I have made all reasonable enquiries as to the existence and location of the documents specified in the [orders of 8 April 2026].

To the best of my knowledge, information, and belief, except as described below, there are no documents specified in the [orders] that are or have been in [Piacentini & Son's] control, other than the documents specified in this list of documents.

19    Mr Mohktari says that there was an obligation to identify 'what search was undertaken, by whom, where, or how'. He says that the obligation arose under r 20.14 of the Federal Court Rules and the Court's Central Practice Note (CPN-1). It is not necessary to consider whether, in the usual case, there is an obligation of the kind asserted by Mr Mokhtari because his submissions fail to have regard to the fact that the additional discovery that has been ordered in these proceedings by reference to particular categories has been the subject of express orders as to how that discovery would be provided. This is because Mr Mokhtari had sought discovery orders with much detail as to what was required by way of compliance. I declined to make those orders. In the result, the orders made were as follows (see Mokhtari (No 2)):

Discovery in accordance with these orders shall be given by providing:

(a)     a list of documents specifying by adequate description the documents discovered noting that, where appropriate, bundles may be described;

(b)     a separate list of known documents within the categories that were but are no longer in the control of the party;

(c)     a separate list of each document in the party's control that is within the categories for which privilege from production is claimed (and the grounds of the privilege);

(d)     an affidavit verifying that the deponent:

(i)     in the case of the respondent, is authorised to make the affidavit;

(ii)     has made reasonable inquiries as to the existence and location of the documents specified in this order;

(iii)     believes that the lists comply with this order;

(iv)     believes that there is a proper basis to make the claims to privilege and stating in general terms the basis for the claims; and

(e)     electronic copies of all documents referred to in the list referred to in order 3(a).

    

20    The order made on 8 April 2026 expressly provided for the further categories to be provided in accordance with the above orders.
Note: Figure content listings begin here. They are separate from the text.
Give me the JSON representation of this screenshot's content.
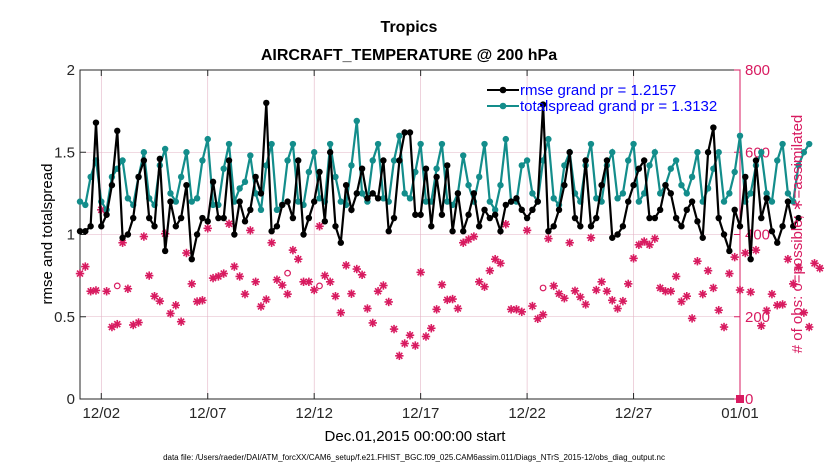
{
  "colors": {
    "rmse": "#000000",
    "spread": "#138d8b",
    "obs": "#d81b60",
    "legend_text": "#0000ff",
    "grid": "#e3b4c6"
  },
  "chart_data": {
    "type": "line",
    "title": "Tropics",
    "subtitle": "AIRCRAFT_TEMPERATURE @ 200 hPa",
    "xlabel": "Dec.01,2015 00:00:00 start",
    "ylabel": "rmse and totalspread",
    "ylabel_right": "# of obs: o=possible; ∗=assimilated",
    "footer": "data file: /Users/raeder/DAI/ATM_forcXX/CAM6_setup/f.e21.FHIST_BGC.f09_025.CAM6assim.011/Diags_NTrS_2015-12/obs_diag_output.nc",
    "xlim": [
      1,
      32
    ],
    "ylim": [
      0,
      2
    ],
    "ylim_right": [
      0,
      800
    ],
    "x_ticks": [
      {
        "value": 2,
        "label": "12/02"
      },
      {
        "value": 7,
        "label": "12/07"
      },
      {
        "value": 12,
        "label": "12/12"
      },
      {
        "value": 17,
        "label": "12/17"
      },
      {
        "value": 22,
        "label": "12/22"
      },
      {
        "value": 27,
        "label": "12/27"
      },
      {
        "value": 32,
        "label": "01/01"
      }
    ],
    "y_ticks": [
      {
        "value": 0,
        "label": "0"
      },
      {
        "value": 0.5,
        "label": "0.5"
      },
      {
        "value": 1,
        "label": "1"
      },
      {
        "value": 1.5,
        "label": "1.5"
      },
      {
        "value": 2,
        "label": "2"
      }
    ],
    "y_ticks_right": [
      {
        "value": 0,
        "label": "0"
      },
      {
        "value": 200,
        "label": "200"
      },
      {
        "value": 400,
        "label": "400"
      },
      {
        "value": 600,
        "label": "600"
      },
      {
        "value": 800,
        "label": "800"
      }
    ],
    "grid": true,
    "legend_location": "top-right",
    "legend": [
      "rmse grand pr = 1.2157",
      "totalspread grand pr = 1.3132"
    ],
    "x_start": 1.0,
    "x_step": 0.25,
    "series": [
      {
        "name": "rmse grand pr = 1.2157",
        "axis": "left",
        "values": [
          1.02,
          1.02,
          1.05,
          1.68,
          1.05,
          1.12,
          1.3,
          1.63,
          0.98,
          1.0,
          1.1,
          1.35,
          1.45,
          1.1,
          1.05,
          1.46,
          0.9,
          1.2,
          1.05,
          1.1,
          1.3,
          0.85,
          1.0,
          1.1,
          1.08,
          1.32,
          1.1,
          1.1,
          1.45,
          1.0,
          1.2,
          1.08,
          1.15,
          1.35,
          1.25,
          1.8,
          1.02,
          1.05,
          1.18,
          1.2,
          1.1,
          1.45,
          1.0,
          1.1,
          1.2,
          1.38,
          1.08,
          1.5,
          1.05,
          0.95,
          1.3,
          1.15,
          1.25,
          1.4,
          1.22,
          1.25,
          1.22,
          1.45,
          1.02,
          1.1,
          1.45,
          1.62,
          1.62,
          1.12,
          1.12,
          1.4,
          1.05,
          1.35,
          1.12,
          1.42,
          1.02,
          1.25,
          1.02,
          1.12,
          1.25,
          1.05,
          1.15,
          1.1,
          1.12,
          1.02,
          1.18,
          1.2,
          1.22,
          1.15,
          1.1,
          1.15,
          1.2,
          1.79,
          1.02,
          1.05,
          1.15,
          1.3,
          1.5,
          1.1,
          1.05,
          1.45,
          1.05,
          1.1,
          1.3,
          1.45,
          0.98,
          1.0,
          1.05,
          1.2,
          1.3,
          1.4,
          1.45,
          1.1,
          1.1,
          1.15,
          1.3,
          1.25,
          1.1,
          1.05,
          1.15,
          1.2,
          1.08,
          0.98,
          1.5,
          1.65,
          1.1,
          1.0,
          0.9,
          1.15,
          1.05,
          1.35,
          0.85,
          1.45,
          1.1,
          1.22,
          1.02,
          0.95,
          1.05,
          1.2,
          1.05,
          1.1
        ]
      },
      {
        "name": "totalspread grand pr = 1.3132",
        "axis": "left",
        "values": [
          1.2,
          1.18,
          1.35,
          1.45,
          1.2,
          1.15,
          1.35,
          1.4,
          1.45,
          1.22,
          1.18,
          1.35,
          1.5,
          1.22,
          1.18,
          1.42,
          1.52,
          1.25,
          1.2,
          1.35,
          1.5,
          1.2,
          1.22,
          1.45,
          1.58,
          1.18,
          1.18,
          1.4,
          1.55,
          1.2,
          1.28,
          1.32,
          1.48,
          1.25,
          1.15,
          1.42,
          1.55,
          1.15,
          1.18,
          1.45,
          1.55,
          1.2,
          1.18,
          1.38,
          1.5,
          1.22,
          1.2,
          1.55,
          1.35,
          1.2,
          1.18,
          1.42,
          1.69,
          1.25,
          1.2,
          1.45,
          1.55,
          1.22,
          1.2,
          1.45,
          1.6,
          1.25,
          1.22,
          1.38,
          1.55,
          1.2,
          1.2,
          1.4,
          1.55,
          1.2,
          1.18,
          1.25,
          1.48,
          1.3,
          1.2,
          1.35,
          1.55,
          1.2,
          1.15,
          1.3,
          1.58,
          1.2,
          1.2,
          1.42,
          1.45,
          1.25,
          1.2,
          1.45,
          1.58,
          1.22,
          1.18,
          1.42,
          1.5,
          1.25,
          1.2,
          1.42,
          1.55,
          1.22,
          1.2,
          1.42,
          1.5,
          1.22,
          1.25,
          1.45,
          1.55,
          1.2,
          1.25,
          1.42,
          1.5,
          1.25,
          1.3,
          1.4,
          1.45,
          1.3,
          1.25,
          1.35,
          1.5,
          1.2,
          1.28,
          1.4,
          1.5,
          1.2,
          1.25,
          1.38,
          1.6,
          1.2,
          1.25,
          1.42,
          1.5,
          1.25,
          1.2,
          1.45,
          1.55,
          1.25,
          1.2,
          1.42,
          1.5,
          1.55
        ]
      },
      {
        "name": "obs assimilated",
        "axis": "right",
        "values": [
          305,
          322,
          262,
          264,
          460,
          262,
          175,
          182,
          380,
          268,
          180,
          186,
          395,
          300,
          250,
          238,
          402,
          208,
          228,
          188,
          355,
          280,
          237,
          240,
          415,
          294,
          298,
          305,
          426,
          322,
          298,
          255,
          410,
          285,
          225,
          242,
          380,
          290,
          277,
          255,
          362,
          340,
          285,
          285,
          265,
          420,
          300,
          285,
          250,
          210,
          325,
          256,
          316,
          302,
          220,
          185,
          262,
          276,
          236,
          170,
          105,
          135,
          155,
          130,
          308,
          152,
          172,
          218,
          278,
          241,
          243,
          220,
          380,
          388,
          395,
          285,
          273,
          312,
          340,
          330,
          425,
          218,
          218,
          212,
          410,
          226,
          195,
          205,
          390,
          275,
          256,
          245,
          380,
          263,
          248,
          230,
          392,
          265,
          285,
          262,
          240,
          220,
          238,
          280,
          342,
          375,
          383,
          375,
          390,
          270,
          262,
          262,
          298,
          237,
          250,
          196,
          335,
          255,
          312,
          270,
          216,
          175,
          305,
          345,
          265,
          355,
          260,
          362,
          178,
          215,
          255,
          228,
          230,
          340,
          280,
          320,
          210,
          175,
          330,
          318
        ]
      },
      {
        "name": "obs possible",
        "axis": "right",
        "values": [
          null,
          null,
          null,
          null,
          null,
          null,
          null,
          275,
          null,
          null,
          null,
          null,
          null,
          null,
          null,
          null,
          null,
          null,
          null,
          null,
          null,
          null,
          null,
          null,
          null,
          null,
          null,
          null,
          null,
          null,
          null,
          null,
          null,
          null,
          null,
          null,
          null,
          null,
          null,
          306,
          null,
          null,
          null,
          null,
          null,
          275,
          null,
          null,
          null,
          null,
          null,
          null,
          null,
          null,
          null,
          null,
          null,
          null,
          null,
          null,
          null,
          null,
          null,
          null,
          null,
          null,
          null,
          null,
          null,
          null,
          null,
          null,
          null,
          null,
          null,
          null,
          null,
          null,
          null,
          null,
          null,
          null,
          null,
          null,
          null,
          null,
          null,
          270,
          null,
          null,
          null,
          null,
          null,
          null,
          null,
          null,
          null,
          null,
          null,
          null,
          null,
          null,
          null,
          null,
          null,
          null,
          null,
          null,
          null,
          null,
          null,
          null,
          null,
          null,
          null,
          null,
          null,
          null,
          null,
          null,
          null,
          null,
          null,
          null,
          null,
          null,
          null,
          null,
          null,
          null,
          null,
          null,
          null,
          null,
          null,
          null,
          null,
          null,
          null,
          null
        ]
      }
    ]
  }
}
The purpose of those orders was to prevent the continuation of Mr Moktari's insistence upon a highly detailed and technical form of compliance with discovery orders and to avoid unnecessary costs.
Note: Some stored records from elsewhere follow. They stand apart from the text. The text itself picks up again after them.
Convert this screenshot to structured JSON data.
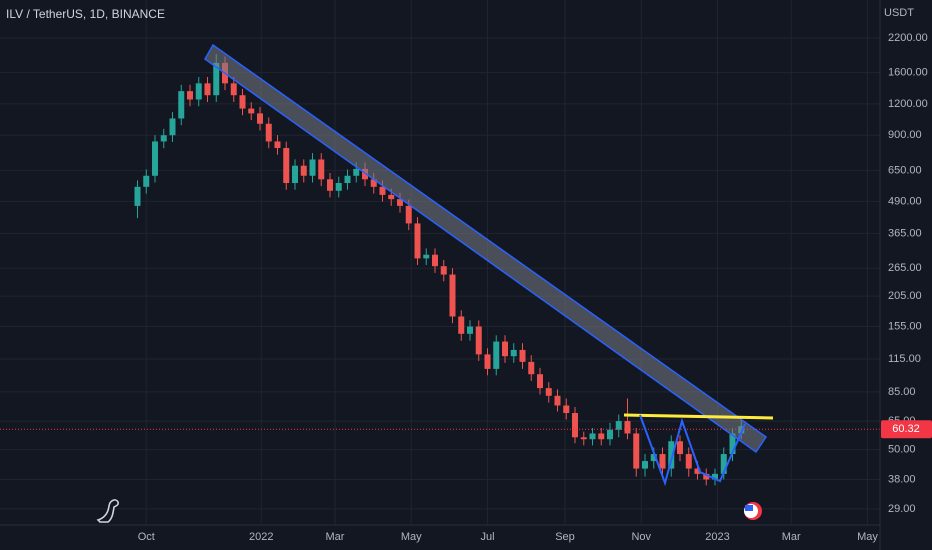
{
  "chart_data": {
    "type": "candlestick",
    "title": "ILV / TetherUS, 1D, BINANCE",
    "y_unit": "USDT",
    "log_scale": true,
    "grid": true,
    "up_color": "#26a69a",
    "down_color": "#ef5350",
    "last_price": 60.32,
    "last_price_color": "#f23645",
    "x": [
      -7,
      0,
      7,
      14,
      21,
      28,
      35,
      42,
      49,
      56,
      63,
      70,
      77,
      84,
      91,
      98,
      105,
      112,
      119,
      126,
      133,
      140,
      147,
      154,
      161,
      168,
      175,
      182,
      189,
      196,
      203,
      210,
      217,
      224,
      231,
      238,
      245,
      252,
      259,
      266,
      273,
      280,
      287,
      294,
      301,
      308,
      315,
      322,
      329,
      336,
      343,
      350,
      357,
      364,
      371,
      378,
      385,
      392,
      399,
      406,
      413,
      420,
      427,
      434,
      441,
      448,
      455,
      462,
      469,
      476
    ],
    "open": [
      470,
      560,
      620,
      850,
      900,
      1050,
      1350,
      1250,
      1450,
      1300,
      1750,
      1450,
      1300,
      1150,
      1100,
      1000,
      850,
      800,
      580,
      680,
      620,
      720,
      600,
      540,
      580,
      620,
      660,
      600,
      560,
      520,
      500,
      470,
      400,
      290,
      300,
      270,
      250,
      170,
      145,
      155,
      120,
      105,
      135,
      118,
      125,
      112,
      100,
      88,
      82,
      75,
      70,
      56,
      55,
      58,
      55,
      60,
      65,
      58,
      42,
      45,
      48,
      42,
      54,
      48,
      42,
      40,
      38,
      40,
      48,
      58
    ],
    "high": [
      594,
      657,
      901,
      954,
      1113,
      1431,
      1431,
      1537,
      1537,
      1900,
      1855,
      1537,
      1378,
      1219,
      1166,
      1060,
      901,
      848,
      721,
      721,
      763,
      763,
      636,
      615,
      657,
      700,
      700,
      636,
      594,
      551,
      530,
      498,
      424,
      318,
      318,
      286,
      265,
      180,
      164,
      164,
      127,
      143,
      143,
      133,
      133,
      119,
      106,
      93,
      87,
      80,
      74,
      59,
      61,
      61,
      64,
      69,
      80,
      61,
      48,
      51,
      51,
      57,
      57,
      51,
      45,
      42,
      42,
      51,
      61,
      66
    ],
    "low": [
      420,
      526,
      583,
      799,
      846,
      987,
      1175,
      1175,
      1222,
      1222,
      1363,
      1222,
      1081,
      1034,
      940,
      799,
      752,
      545,
      545,
      583,
      583,
      564,
      508,
      508,
      545,
      583,
      564,
      526,
      489,
      470,
      442,
      376,
      273,
      273,
      254,
      235,
      160,
      136,
      136,
      113,
      99,
      99,
      111,
      111,
      105,
      94,
      83,
      77,
      71,
      66,
      53,
      52,
      52,
      52,
      52,
      56,
      55,
      39,
      39,
      42,
      39,
      39,
      45,
      39,
      38,
      36,
      36,
      38,
      45,
      55
    ],
    "close": [
      560,
      620,
      850,
      900,
      1050,
      1350,
      1250,
      1450,
      1300,
      1750,
      1450,
      1300,
      1150,
      1100,
      1000,
      850,
      800,
      580,
      680,
      620,
      720,
      600,
      540,
      580,
      620,
      660,
      600,
      560,
      520,
      500,
      470,
      400,
      290,
      300,
      270,
      250,
      170,
      145,
      155,
      120,
      105,
      135,
      118,
      125,
      112,
      100,
      88,
      82,
      75,
      70,
      56,
      55,
      58,
      55,
      60,
      65,
      58,
      42,
      45,
      48,
      42,
      54,
      48,
      42,
      40,
      38,
      40,
      48,
      58,
      62
    ],
    "xlim": [
      -117,
      587
    ],
    "ylim": [
      25,
      3120
    ],
    "xticks": [
      {
        "value": 0,
        "label": "Oct"
      },
      {
        "value": 92,
        "label": "2022"
      },
      {
        "value": 151,
        "label": "Mar"
      },
      {
        "value": 212,
        "label": "May"
      },
      {
        "value": 273,
        "label": "Jul"
      },
      {
        "value": 335,
        "label": "Sep"
      },
      {
        "value": 396,
        "label": "Nov"
      },
      {
        "value": 457,
        "label": "2023"
      },
      {
        "value": 516,
        "label": "Mar"
      },
      {
        "value": 577,
        "label": "May"
      }
    ],
    "yticks": [
      {
        "value": 29,
        "label": "29.00"
      },
      {
        "value": 38,
        "label": "38.00"
      },
      {
        "value": 50,
        "label": "50.00"
      },
      {
        "value": 65,
        "label": "65.00"
      },
      {
        "value": 85,
        "label": "85.00"
      },
      {
        "value": 115,
        "label": "115.00"
      },
      {
        "value": 155,
        "label": "155.00"
      },
      {
        "value": 205,
        "label": "205.00"
      },
      {
        "value": 265,
        "label": "265.00"
      },
      {
        "value": 365,
        "label": "365.00"
      },
      {
        "value": 490,
        "label": "490.00"
      },
      {
        "value": 650,
        "label": "650.00"
      },
      {
        "value": 900,
        "label": "900.00"
      },
      {
        "value": 1200,
        "label": "1200.00"
      },
      {
        "value": 1600,
        "label": "1600.00"
      },
      {
        "value": 2200,
        "label": "2200.00"
      }
    ]
  }
}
21    For those reasons, I am not persuaded that the matters raised by Mr Mokhtari provide a basis for the making of the orders sought by him.

22    Finally, if I had been persuaded that there was some issue properly raised as to compliance with the discovery orders of 8 April 2026 (which I am not) then I would not have been persuaded that it was appropriate to deal with those matters on the present interlocutory application which is being dealt with on the papers on the basis that it concerns the time for compliance with those orders. I would have required Mr Mokhtari to file his own interlocutory application so that there was a fair opportunity to Piacentini & Son to respond. However, for the reasons I have given, no purpose would be served in providing for the filing of any such application because the matters raised by Mr Mokhtari concerning whether the Discovery Affidavit complies with the requirements of the orders of 8 April 2026 are without merit.
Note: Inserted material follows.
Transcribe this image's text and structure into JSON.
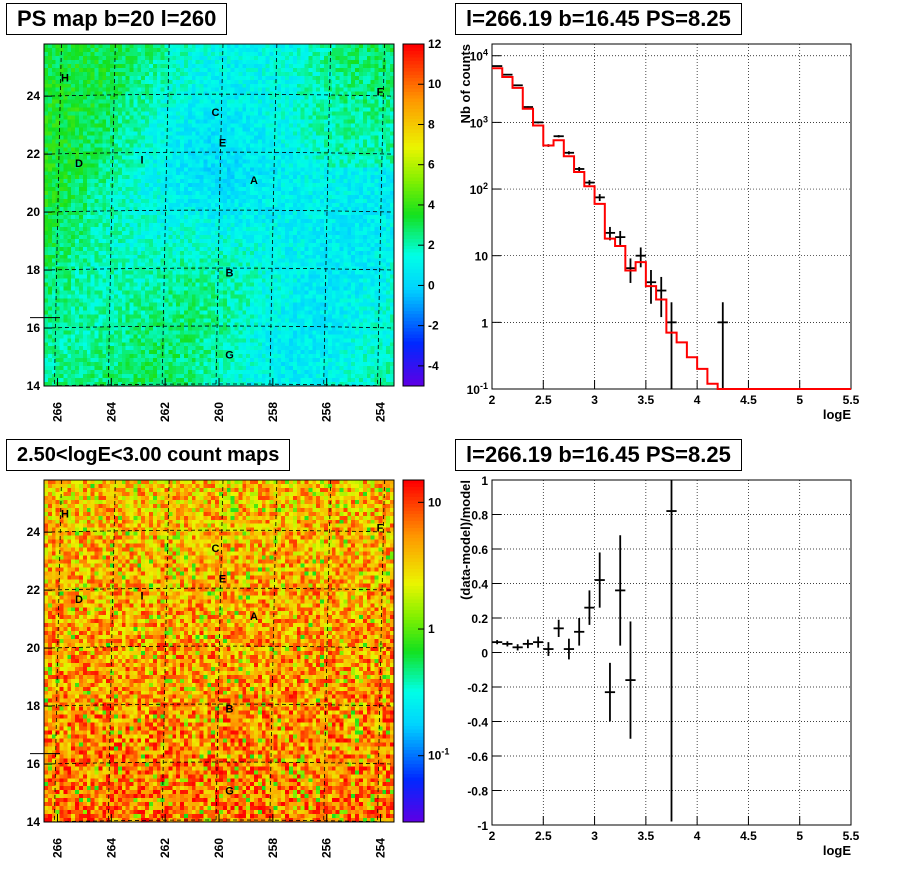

23    As to costs, as I have mentioned, Mr Mokhtari sought an order for costs to be paid by Piacentini & Son. Having regard to the subject matter, there is a need to bring to account the terms of s 570 of the Fair Work Act. In any event, for reasons that have been given, there was no merit in any of the matters raised by Mr Mokhtari and consequently no basis upon which he could obtain a costs order (noting that it is difficult to see what costs might be the subject of any such order in circumstances where Mr Mokhtari is conducting the proceedings in person).

24    Otherwise, the interlocutory application brought by Piacentini & Son did not seek any costs order.

I certify that the preceding twenty-four (24) numbered paragraphs are a true copy of the Reasons for Judgment of the Honourable Justice Colvin.